Wo Fern- und Onlineunterricht besonders gut gelungen sind
BEZIRK ROHRBACH. Wenn nach den Weihnachtsferien die Schulen wieder geschlossen bleiben, so können viele davon schon von den vorherigen Erfahrungen zehren. Einigen Schulen sind die bisherigen Distance Learning-Phasen besonders gut gelungen.
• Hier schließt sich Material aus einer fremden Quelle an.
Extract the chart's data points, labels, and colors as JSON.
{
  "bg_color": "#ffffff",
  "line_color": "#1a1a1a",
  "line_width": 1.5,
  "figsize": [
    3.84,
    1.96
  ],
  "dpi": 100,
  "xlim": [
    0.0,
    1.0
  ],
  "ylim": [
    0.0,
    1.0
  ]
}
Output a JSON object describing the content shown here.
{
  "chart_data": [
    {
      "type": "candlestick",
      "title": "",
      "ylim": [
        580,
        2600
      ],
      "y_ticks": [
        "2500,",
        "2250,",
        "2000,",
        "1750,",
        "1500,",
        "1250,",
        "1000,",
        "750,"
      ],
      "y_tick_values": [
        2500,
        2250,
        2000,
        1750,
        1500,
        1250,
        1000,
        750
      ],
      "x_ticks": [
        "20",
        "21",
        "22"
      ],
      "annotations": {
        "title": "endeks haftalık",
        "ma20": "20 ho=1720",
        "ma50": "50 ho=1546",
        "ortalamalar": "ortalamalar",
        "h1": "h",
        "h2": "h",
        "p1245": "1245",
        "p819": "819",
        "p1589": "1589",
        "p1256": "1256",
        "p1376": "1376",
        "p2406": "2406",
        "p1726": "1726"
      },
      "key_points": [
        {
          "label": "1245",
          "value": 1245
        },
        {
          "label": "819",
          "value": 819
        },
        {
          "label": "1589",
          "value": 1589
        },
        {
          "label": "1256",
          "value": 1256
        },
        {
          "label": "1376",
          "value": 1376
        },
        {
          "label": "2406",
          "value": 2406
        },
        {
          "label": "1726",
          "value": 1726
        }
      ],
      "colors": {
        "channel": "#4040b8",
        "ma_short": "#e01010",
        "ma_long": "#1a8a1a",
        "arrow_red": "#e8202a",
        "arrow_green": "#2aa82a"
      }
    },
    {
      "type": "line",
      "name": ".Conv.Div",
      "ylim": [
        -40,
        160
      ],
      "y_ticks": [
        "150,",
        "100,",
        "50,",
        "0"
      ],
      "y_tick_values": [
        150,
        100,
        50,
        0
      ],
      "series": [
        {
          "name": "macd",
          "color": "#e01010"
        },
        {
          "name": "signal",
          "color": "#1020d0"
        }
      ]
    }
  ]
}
Direktor Klemens Kurbel von der Volksschule Ulrichsberg beispielsweise zieht nach der zweiten Distance-Learning-Phase eine positive Bilanz: „Wir haben die Betreuung der Kinder unkompliziert und bedarfsgerecht organisiert. Dank des motivierten und engagierten Teams stand dem Lernen von zuhause aus nichts im Weg.“ Die Kinder erhielten von den Lehrerinnen Pläne und Aufgabenstellungen. Die Übergabe erfolgte durch Bereitstellung in Papierform oder über Zusendung per Lernplattform. Die Lehrerinnen waren per Telefon und Videokonferenzen erreichbar und gestalteten eigene Lernvideos. „Wichtig war uns, für die Kinder und deren Eltern da zu sein“, so Kurbel.
Online-fit
Auch an der Technischen Fachschule Haslach gelang das großartig. Für die Schüler wurde ein VPN-Zugang eingerichtet, um von zuhause auf die Schul-PCs zugreifen zu können. Ein Großteil der Lehrerschaft wurde im Herbst mit sogenannten MOOC-Badges (digitale Auszeichnungen) zertifiziert. MOOC steht für Massive Open Online Course, einem Kurs am Onlinecampus der virtuellen Pädagogischen Hochschule. Dieses Fortbildungsangebot wurde vom Bildungsministerium im Rahmen des Acht-Punkte-Planes für den digitalen Unterricht initiiert. Die Lehrer erlernten die Grundlagen zum Einsatz von Lernplattformen, zur digitalen Arbeit mit Schülern und zur erfolgreichen Onlinekommunikation im schulischen Kontext.